Когда публика стала расходиться с
тем характерным шарканьем, какое обычно раздается в церкви после окончания торжественной мессы, каждый с удивлением, как что-то незнакомое, ощутил за стенами суда привычный уличный воздух, свет уличных фонарей, знакомые шумы, скользкие мостовые, автомашины, прохожих, продолжавших жить мирной будничной жизнью.Джо Боксер поплелся за Лурса:
– Ума не приложу, куда она могла деться! Я повсюду ее искал. Не удивлюсь, если она вообще смоется... А вы что на этот счет скажете? По-моему, до сих пор все шло не особенно скверно?
Карла на обратном пути забежала в магазин купить что-нибудь к обеду, так как не успела ничего приготовить. Весь дом пропитала тишина, звонкая пустота.
Они не знали, что делать, за что взяться. Они уже отключились от судебного процесса, но еще не включились в обычную жизнь.
Николь села обедать. Несколько раз Лурса ловил на себе взгляд дочери, и хотя он догадывался, о чем она думает, он предпочитал, чтобы она не заговаривала с ним.
Уже давно ей случалось вот так поглядывать на отца, с любопытством, с каким-то иным, пока еще робким чувством, которое не было целиком благодарностью, не было еще любовью, но которое можно было бы определить как некую смесь чувств, где преобладает симпатия, а возможно, и восхищение.
– Что вы будете делать нынче вечером?
– спросила она, вставая из-за стола.
– Ничего. Пойду лягу.
Это была неправда. И Николь слегка встревожилась. Он знал, что она встревожена и чем именно встревожена.

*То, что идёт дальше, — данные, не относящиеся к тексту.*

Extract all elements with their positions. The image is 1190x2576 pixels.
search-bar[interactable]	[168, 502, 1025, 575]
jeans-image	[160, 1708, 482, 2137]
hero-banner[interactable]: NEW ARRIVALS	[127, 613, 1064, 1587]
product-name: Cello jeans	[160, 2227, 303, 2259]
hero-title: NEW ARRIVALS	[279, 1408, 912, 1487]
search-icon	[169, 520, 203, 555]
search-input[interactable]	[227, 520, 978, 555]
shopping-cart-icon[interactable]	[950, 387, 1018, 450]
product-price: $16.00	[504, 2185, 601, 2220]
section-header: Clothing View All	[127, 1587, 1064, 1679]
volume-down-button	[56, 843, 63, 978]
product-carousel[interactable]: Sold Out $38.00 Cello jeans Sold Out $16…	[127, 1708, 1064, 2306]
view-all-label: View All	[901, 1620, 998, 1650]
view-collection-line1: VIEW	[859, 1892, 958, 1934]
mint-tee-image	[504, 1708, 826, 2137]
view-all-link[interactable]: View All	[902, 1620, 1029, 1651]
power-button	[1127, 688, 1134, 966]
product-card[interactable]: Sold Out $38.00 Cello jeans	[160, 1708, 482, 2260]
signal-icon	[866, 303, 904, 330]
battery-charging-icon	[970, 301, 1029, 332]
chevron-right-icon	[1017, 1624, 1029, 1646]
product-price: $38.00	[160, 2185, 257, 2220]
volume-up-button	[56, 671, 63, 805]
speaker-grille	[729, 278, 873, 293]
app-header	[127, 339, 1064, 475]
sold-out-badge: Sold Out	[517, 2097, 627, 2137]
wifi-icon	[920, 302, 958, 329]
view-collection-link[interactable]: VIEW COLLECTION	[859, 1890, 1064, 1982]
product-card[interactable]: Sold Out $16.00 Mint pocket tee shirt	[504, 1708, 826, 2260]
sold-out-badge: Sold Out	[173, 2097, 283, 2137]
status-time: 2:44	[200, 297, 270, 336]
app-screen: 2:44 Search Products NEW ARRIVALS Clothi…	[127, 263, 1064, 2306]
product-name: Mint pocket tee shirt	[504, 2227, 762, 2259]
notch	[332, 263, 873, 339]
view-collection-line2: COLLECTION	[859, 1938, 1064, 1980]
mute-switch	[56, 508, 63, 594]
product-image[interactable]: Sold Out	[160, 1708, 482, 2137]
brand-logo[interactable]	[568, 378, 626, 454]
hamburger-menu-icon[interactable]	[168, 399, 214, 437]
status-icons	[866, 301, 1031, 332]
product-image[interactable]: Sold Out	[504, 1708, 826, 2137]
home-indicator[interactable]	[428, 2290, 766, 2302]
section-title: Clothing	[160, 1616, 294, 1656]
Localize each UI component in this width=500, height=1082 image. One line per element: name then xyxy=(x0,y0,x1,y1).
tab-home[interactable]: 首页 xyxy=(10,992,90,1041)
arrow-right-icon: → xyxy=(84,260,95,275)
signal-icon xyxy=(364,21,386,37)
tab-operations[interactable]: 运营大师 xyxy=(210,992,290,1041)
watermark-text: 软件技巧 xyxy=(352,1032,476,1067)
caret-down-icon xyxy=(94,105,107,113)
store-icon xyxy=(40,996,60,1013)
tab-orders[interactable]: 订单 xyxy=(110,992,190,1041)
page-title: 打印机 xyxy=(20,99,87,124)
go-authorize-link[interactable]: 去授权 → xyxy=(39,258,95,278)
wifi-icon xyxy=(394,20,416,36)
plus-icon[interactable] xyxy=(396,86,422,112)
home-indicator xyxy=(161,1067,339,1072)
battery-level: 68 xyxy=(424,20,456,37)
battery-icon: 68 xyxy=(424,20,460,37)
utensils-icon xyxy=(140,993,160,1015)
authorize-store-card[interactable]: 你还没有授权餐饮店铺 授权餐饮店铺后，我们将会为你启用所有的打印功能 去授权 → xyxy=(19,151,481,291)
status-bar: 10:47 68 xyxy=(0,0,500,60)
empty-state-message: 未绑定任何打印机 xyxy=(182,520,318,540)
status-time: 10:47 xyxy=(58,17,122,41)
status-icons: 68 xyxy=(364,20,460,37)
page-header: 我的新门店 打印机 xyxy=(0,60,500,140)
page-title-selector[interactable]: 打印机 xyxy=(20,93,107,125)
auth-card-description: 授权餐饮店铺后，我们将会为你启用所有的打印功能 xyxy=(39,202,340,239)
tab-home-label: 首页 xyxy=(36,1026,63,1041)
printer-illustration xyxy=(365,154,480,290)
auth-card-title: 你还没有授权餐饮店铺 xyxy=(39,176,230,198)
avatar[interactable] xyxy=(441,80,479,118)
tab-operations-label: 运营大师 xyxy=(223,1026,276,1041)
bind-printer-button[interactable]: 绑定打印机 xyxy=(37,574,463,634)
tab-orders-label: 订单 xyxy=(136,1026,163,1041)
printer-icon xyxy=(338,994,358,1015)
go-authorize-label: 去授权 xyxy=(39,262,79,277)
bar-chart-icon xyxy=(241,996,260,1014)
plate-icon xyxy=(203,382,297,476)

Но не мог же он ни с того ни с сего пообещать ей, что бросит пить.
К тому же ему было необходимо выпить в одиночестве, запереть дверь, покурить, помешать в печурке, необходимо было садиться, вставать, ворчать, растрепать бороду и шевелюру.
Он слышал, как Николь трижды подходила к двери кабинета, чтобы послушать, чтобы успокоиться.
А он кружил по комнате... Среди этих мальчишек был один, был наверняка один, который вошел в комнату к Большому Луи и выстрелил.
И этот один знал, что убийца он и что Эмиль невиновен. Знал вот уже несколько месяцев. Его допрашивали наряду с другими, он отвечал, каждый вечер ложился в постель, спал, просыпался, встречал новый день, который нужно прожить.
Иногда вечерами, надеясь вырваться из круга назойливого одиночества, он бродил по улицам, приближался к другой тени, к Адели Пигасс, и шел за ней в ее зловонную каморку, чтобы заняться любовью.
И каждый раз он был на волосок от того, чтобы сказать ей все.
Но он сдерживался. Потом приходил снова. Снова сдерживался и в конце концов сдался.
Каким тоном он рассказал ей всю правду? Хвастался? Хихикал? Играл в цинизм? Или, напротив, не скрывал страха?
Что касается его, Лурса, он не в силах даже...
А ведь он смотрел им прямо в глаза: в глаза Детриво, который страстно желал всем угодить, в глаза Доссена, счастливого тем, что из-за болезни ему удалось уйти от ответственности.
Казалось, Эдмон говорил:
"Вы же видите, что я слабый, что мне недолго жить. Ну вот я и развлекался. Это ведь никому не мешало!"